In August 2001, Ken successfully removed the cataract which resulted from Katy’s radiotherapy, and inserted a foldable lens implant.
Katy’s distance vision is excellent. Verifocal glasses help enormously with close work, and she enjoys reading and writing. Harry’s vision also dramatically improved after he wore a patch for several years.
Katy’s eye does not completely close, which has caused some scratches to the front of her eye. So we now use lubricating eye drops every night.
Blood tests performed in Canada located the gene mutation causing Retinoblastoma in our family.
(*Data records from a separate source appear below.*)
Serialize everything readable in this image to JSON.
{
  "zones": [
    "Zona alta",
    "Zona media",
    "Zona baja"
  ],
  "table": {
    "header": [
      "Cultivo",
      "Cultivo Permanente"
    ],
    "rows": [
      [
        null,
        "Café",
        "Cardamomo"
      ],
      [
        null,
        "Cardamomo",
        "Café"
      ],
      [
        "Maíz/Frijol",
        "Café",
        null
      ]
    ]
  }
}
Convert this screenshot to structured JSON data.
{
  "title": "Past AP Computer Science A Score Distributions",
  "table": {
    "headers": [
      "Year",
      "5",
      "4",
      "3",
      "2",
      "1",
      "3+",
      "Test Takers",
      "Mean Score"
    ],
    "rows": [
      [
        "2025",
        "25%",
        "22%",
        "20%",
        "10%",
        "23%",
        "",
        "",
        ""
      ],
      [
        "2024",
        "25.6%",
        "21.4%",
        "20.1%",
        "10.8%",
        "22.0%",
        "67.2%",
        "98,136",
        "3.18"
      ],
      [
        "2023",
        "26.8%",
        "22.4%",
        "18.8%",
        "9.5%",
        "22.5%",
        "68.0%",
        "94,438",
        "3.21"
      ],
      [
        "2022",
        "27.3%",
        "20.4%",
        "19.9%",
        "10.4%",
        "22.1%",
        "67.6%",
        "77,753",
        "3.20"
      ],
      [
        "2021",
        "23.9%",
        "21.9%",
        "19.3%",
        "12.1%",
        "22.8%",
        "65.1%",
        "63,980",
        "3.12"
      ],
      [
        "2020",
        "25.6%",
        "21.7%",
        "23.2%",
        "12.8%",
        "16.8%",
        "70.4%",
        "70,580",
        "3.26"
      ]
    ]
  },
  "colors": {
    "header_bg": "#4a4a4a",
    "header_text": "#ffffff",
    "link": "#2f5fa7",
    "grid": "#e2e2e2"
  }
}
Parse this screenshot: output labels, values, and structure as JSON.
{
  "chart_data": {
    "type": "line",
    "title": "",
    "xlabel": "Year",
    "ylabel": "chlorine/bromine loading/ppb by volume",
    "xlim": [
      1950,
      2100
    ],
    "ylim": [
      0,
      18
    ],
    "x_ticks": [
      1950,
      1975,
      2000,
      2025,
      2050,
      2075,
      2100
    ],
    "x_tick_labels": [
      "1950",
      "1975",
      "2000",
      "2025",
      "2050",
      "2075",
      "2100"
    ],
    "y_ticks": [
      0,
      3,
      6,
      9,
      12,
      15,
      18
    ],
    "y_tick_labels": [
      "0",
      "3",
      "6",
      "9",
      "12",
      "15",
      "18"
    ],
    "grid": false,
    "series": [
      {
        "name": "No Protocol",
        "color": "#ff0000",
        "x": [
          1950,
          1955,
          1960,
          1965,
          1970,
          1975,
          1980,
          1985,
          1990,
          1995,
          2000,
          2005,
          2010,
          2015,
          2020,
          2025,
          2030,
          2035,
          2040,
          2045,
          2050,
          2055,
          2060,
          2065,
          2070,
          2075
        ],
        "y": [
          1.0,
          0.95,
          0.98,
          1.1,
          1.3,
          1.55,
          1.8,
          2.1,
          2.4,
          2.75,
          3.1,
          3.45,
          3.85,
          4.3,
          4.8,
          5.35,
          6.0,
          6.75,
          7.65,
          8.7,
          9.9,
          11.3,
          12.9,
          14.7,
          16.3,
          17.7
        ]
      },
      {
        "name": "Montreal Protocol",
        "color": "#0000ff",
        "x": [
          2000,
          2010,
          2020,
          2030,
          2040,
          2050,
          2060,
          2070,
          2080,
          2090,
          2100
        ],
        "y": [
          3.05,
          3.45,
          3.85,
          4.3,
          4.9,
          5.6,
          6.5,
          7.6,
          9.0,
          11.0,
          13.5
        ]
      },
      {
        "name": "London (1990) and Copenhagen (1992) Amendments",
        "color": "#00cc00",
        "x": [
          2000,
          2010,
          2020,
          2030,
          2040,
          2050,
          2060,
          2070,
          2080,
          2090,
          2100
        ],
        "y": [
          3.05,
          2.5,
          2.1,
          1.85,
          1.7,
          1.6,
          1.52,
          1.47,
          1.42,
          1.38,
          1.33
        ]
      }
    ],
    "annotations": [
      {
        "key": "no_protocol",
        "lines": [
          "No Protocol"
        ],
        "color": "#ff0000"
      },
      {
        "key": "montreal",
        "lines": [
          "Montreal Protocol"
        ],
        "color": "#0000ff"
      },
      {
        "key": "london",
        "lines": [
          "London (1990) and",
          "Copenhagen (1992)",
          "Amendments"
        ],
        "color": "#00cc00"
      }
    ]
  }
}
We discovered John carries the genetic error, as do a number of his relatives.
We were overwhelmed by how such a devastating and bleak situation was turned around by the fantastic treatment our children received. We are forever in the debt of Brenda Gallie, Helen Chan and their team.
What amazed us most was how well the Canadian team worked together, how their individual expertise is not seen as rivalry, but as a way forward in giving each child and family the best possible care.
On return to England, we purchased a computer and joined some wonderful online Rb support groups. At the time of Katy’s diagnosis, we had no such luxury, and information was difficult to find.
The internet has opened up access to information globally, and we see a desperate need for increased efforts to collaborate internationally. I am glad to support the work of World Eye Cancer Hope to develop such opportunities.